如图所示,每当窗口在源DStream上滑动时,落入窗口内的源RDD被组合并操作以产生窗口化DStream的RDD。在这种特定情况下,操作应用于最后3个时间单位的数据,并按2个时间单位滑动。这表明任何窗口操作都需要指定两个参数。
- 窗口长度 - 窗口的持续时间。
- 滑动间隔 - 执行窗口操作的间隔。
val conf = new SparkConf().setMaster("local[5]").setAppName("wordCount")
val ssc = new StreamingContext(conf,Seconds(1))

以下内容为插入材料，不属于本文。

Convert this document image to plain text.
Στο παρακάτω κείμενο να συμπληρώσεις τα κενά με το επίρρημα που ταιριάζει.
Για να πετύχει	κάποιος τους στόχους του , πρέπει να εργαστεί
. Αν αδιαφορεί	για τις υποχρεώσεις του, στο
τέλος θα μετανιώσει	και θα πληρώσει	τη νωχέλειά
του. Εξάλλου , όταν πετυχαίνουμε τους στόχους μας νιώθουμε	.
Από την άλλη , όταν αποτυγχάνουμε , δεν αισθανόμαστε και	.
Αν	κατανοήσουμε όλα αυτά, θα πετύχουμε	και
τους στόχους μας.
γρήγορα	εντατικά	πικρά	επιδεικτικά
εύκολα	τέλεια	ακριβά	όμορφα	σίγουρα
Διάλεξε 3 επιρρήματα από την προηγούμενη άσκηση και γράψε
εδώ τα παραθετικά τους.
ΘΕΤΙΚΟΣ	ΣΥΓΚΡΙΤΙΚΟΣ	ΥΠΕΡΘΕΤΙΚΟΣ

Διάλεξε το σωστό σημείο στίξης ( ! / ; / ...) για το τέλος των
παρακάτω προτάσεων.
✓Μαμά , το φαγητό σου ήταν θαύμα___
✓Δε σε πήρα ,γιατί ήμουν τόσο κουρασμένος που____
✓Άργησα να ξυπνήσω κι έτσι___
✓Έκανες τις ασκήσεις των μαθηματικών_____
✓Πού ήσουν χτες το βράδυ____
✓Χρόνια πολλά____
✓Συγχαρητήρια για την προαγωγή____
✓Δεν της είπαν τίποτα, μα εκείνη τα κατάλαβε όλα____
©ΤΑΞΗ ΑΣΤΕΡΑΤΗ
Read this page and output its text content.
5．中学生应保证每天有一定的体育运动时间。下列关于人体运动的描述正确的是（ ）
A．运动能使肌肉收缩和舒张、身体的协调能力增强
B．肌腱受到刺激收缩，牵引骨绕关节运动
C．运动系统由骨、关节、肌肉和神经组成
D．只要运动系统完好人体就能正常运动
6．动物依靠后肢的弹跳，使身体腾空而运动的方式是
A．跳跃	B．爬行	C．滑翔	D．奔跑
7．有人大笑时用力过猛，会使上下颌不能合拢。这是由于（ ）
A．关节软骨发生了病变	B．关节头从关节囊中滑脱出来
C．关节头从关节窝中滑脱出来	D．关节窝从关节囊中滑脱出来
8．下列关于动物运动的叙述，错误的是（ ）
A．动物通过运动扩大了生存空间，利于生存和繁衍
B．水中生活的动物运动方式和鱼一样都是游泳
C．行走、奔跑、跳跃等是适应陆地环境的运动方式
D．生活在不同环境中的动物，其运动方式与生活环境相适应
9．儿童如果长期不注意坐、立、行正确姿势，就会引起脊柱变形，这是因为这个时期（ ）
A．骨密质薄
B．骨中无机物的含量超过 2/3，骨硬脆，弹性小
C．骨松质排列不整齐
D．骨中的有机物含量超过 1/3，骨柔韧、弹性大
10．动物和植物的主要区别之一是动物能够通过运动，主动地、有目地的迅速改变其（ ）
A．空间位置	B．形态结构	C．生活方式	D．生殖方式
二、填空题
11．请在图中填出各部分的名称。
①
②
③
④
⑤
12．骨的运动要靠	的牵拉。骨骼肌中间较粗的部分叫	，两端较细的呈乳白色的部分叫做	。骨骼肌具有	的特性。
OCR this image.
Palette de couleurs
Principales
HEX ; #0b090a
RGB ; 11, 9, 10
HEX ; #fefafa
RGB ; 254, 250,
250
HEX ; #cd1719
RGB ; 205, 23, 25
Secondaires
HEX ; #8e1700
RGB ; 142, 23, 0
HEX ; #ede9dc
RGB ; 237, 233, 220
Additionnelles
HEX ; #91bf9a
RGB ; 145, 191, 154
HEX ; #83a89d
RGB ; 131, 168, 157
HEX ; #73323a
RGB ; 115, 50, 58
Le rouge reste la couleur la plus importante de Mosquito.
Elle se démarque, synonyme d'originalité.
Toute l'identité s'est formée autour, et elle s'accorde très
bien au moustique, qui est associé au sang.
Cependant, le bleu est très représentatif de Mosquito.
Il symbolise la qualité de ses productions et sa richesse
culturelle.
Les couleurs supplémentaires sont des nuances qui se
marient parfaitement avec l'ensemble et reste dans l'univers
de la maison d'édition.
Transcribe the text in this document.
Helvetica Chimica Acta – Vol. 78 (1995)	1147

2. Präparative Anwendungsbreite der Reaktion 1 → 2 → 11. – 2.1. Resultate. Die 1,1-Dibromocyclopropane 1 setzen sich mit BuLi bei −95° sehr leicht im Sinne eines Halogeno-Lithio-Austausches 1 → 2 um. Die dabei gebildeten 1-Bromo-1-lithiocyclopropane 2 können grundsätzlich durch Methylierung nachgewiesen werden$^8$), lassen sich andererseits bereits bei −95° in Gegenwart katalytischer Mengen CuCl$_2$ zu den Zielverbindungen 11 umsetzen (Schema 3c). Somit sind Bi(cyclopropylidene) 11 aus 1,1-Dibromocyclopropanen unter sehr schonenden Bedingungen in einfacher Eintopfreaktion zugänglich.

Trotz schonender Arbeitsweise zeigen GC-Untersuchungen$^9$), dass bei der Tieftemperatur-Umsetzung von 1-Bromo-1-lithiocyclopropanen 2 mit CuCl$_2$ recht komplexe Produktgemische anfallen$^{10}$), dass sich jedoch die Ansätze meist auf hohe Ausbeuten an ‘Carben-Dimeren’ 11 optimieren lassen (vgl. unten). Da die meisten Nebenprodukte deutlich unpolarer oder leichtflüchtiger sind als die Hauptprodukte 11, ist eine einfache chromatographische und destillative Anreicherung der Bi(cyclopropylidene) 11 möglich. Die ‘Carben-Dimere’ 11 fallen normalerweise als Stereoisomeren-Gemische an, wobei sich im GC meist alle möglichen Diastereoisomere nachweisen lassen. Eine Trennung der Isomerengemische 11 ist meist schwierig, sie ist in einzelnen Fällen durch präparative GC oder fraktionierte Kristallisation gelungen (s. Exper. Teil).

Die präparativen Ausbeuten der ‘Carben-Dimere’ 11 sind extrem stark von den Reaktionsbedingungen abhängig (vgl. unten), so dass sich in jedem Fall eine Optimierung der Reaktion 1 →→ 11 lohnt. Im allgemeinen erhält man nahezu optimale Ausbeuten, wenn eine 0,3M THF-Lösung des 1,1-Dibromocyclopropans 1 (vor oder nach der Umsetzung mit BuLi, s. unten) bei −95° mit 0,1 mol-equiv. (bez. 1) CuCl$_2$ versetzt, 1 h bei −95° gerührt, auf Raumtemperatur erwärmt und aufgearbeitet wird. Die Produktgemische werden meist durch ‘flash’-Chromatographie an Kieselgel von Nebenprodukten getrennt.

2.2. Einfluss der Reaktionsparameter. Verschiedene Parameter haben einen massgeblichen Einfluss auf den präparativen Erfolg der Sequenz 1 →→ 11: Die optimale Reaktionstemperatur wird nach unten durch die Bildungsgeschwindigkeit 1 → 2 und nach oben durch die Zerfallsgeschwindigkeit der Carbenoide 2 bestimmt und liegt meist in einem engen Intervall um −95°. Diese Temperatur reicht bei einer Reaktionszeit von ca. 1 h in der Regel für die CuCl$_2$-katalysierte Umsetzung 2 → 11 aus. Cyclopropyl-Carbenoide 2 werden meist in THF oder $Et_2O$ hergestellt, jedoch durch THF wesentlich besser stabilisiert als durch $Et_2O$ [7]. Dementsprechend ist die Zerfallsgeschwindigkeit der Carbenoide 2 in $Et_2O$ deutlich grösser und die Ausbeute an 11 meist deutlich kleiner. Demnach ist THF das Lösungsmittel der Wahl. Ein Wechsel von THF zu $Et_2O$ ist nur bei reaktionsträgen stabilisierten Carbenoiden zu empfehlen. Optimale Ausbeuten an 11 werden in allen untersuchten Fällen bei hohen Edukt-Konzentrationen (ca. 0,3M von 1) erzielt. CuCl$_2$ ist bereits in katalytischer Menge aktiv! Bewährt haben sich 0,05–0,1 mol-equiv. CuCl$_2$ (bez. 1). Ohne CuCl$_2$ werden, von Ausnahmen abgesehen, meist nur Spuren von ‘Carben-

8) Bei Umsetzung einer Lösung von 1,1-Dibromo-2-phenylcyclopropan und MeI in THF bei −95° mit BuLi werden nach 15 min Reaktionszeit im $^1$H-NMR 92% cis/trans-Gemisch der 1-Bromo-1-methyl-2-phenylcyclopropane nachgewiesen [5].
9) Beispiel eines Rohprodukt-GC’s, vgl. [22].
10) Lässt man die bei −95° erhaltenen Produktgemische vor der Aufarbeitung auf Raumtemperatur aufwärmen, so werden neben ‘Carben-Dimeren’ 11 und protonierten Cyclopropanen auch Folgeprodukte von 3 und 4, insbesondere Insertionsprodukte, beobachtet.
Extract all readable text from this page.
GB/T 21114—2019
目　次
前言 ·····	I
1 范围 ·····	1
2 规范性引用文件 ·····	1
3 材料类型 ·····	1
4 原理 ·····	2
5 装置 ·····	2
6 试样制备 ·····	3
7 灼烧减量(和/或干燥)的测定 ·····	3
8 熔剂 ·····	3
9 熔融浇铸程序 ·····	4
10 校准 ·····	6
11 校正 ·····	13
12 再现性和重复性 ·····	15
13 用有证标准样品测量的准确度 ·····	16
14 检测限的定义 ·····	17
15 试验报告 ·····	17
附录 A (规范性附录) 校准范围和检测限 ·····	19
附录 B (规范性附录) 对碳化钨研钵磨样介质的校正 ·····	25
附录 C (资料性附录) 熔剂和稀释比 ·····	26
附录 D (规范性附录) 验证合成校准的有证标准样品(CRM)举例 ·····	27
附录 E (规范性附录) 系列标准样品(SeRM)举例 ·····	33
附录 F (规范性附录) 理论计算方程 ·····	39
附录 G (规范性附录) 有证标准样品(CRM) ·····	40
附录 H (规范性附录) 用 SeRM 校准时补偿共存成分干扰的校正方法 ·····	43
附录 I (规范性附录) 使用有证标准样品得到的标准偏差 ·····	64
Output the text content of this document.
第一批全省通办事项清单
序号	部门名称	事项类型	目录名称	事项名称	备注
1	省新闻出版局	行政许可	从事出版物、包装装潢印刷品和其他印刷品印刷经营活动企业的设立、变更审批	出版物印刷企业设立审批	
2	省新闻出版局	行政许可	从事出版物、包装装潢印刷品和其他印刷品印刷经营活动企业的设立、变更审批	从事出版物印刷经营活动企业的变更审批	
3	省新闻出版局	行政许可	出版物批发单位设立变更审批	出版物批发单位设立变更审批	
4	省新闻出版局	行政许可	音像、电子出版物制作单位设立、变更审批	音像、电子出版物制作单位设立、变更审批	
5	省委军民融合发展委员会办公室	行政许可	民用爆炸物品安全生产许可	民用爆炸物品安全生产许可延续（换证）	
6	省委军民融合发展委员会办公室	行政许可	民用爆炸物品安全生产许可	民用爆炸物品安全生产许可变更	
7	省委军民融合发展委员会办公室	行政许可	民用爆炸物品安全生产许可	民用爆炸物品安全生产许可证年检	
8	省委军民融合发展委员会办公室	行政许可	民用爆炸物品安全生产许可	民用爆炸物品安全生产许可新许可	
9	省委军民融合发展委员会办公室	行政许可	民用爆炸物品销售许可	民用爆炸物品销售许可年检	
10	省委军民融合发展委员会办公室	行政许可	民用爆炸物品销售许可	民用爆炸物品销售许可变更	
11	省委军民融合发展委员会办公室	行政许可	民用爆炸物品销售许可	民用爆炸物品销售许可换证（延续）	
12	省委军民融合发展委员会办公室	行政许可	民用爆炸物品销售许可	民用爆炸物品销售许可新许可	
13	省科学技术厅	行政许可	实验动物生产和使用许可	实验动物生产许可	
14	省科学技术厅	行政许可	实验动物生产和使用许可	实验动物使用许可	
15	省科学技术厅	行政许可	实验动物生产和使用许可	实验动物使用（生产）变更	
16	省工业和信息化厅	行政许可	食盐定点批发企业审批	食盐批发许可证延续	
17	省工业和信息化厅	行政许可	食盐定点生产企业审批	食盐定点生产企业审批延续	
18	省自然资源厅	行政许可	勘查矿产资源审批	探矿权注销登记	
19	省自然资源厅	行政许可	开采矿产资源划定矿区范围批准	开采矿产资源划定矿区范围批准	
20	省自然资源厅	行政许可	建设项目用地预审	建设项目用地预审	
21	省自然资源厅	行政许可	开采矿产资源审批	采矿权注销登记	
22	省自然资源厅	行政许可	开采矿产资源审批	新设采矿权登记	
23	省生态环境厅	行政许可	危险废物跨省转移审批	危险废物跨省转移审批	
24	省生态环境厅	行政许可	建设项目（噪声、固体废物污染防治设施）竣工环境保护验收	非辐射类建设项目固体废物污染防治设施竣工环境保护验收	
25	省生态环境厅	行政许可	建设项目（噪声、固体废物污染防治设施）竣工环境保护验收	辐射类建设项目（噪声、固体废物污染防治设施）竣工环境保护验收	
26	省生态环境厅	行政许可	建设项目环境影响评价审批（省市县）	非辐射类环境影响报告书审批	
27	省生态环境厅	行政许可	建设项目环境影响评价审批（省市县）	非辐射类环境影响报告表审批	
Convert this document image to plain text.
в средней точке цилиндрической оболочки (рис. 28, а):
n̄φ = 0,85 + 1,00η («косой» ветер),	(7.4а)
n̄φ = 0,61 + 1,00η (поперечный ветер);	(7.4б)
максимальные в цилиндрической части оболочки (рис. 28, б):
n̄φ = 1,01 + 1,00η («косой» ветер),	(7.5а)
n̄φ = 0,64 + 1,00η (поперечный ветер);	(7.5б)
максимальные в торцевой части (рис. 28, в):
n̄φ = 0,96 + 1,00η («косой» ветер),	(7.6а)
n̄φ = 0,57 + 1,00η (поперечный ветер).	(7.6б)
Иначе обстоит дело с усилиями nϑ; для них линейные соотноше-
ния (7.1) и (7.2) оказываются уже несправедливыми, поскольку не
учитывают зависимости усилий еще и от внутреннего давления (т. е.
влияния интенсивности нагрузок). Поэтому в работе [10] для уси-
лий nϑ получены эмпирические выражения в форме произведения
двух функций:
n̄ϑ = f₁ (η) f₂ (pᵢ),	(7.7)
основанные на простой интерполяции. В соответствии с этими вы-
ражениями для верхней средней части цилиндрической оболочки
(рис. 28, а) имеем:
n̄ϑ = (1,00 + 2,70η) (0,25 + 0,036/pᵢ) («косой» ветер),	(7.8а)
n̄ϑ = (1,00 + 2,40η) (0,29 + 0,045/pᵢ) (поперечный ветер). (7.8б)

ssc.sparkContext.setLogLevel("FATAL")
ssc.socketTextStream("CentOS",9999)
.flatMap(line => line.split("\\W+"))
.map((_,1))
.reduceByKeyAndWindow((v1:Int,v2:Int) => v1+v2,Seconds(3),Seconds(2),3)
.print()
ssc.start()
ssc.awaitTermination()
要求窗口的长度必须是
batchDuration
的整数倍。
一些常见的窗口操作如下。
Transformation | Meaning |
---|---|
window(windowLength, slideInterval) | Return a new DStream which is computed based on windowed batches of the source DStream. |
countByWindow(windowLength, slideInterval) | Return a sliding window count of elements in the stream. |
reduceByWindow(func, windowLength, slideInterval) | Return a new single-element stream, created by aggregating elements in the stream over a sliding interval using func. The function should be associative and commutative so that it can be computed correctly in parallel. |
reduceByKeyAndWindow(func, windowLength, slideInterval, [numTasks]) | When called on a DStream of (K, V) pairs, returns a new DStream of (K, V) pairs where the values for each key are aggregated using the given reduce function func over batches in a sliding window. Note: By default, this uses Spark’s default number of parallel tasks (2 for local mode, and in cluster mode the number is determined by the config property spark.default.parallelism ) to do the grouping. You can pass an optional numTasks argument to set a different number of tasks. |
reduceByKeyAndWindow(func, invFunc, windowLength, slideInterval, [numTasks]) | A more efficient version of the above reduceByKeyAndWindow() where the reduce value of each window is calculated incrementally using the reduce values of the previous window. This is done by reducing the new data that enters the sliding window, and “inverse reducing” the old data that leaves the window. An example would be that of “adding” and “subtracting” counts of keys as the window slides. However, it is applicable only to “invertible reduce functions”, that is, those reduce functions which have a corresponding “inverse reduce” function (taken as parameter invFunc). Like in reduceByKeyAndWindow , the number of reduce tasks is configurable through an optional argument. Note that checkpointing must be enabled for using this operation. |
countByValueAndWindow(windowLength,slideInterval, [numTasks]) | When called on a DStream of (K, V) pairs, returns a new DStream of (K, Long) pairs where the value of each key is its frequency within a sliding window. Like in reduceByKeyAndWindow , the number of reduce tasks is configurable through an optional argument. |
window
返回一个新的DStream,它是根据源DStream的窗口批次计算的。
val conf = new SparkConf().setMaster("local[5]").setAppName("wordCount")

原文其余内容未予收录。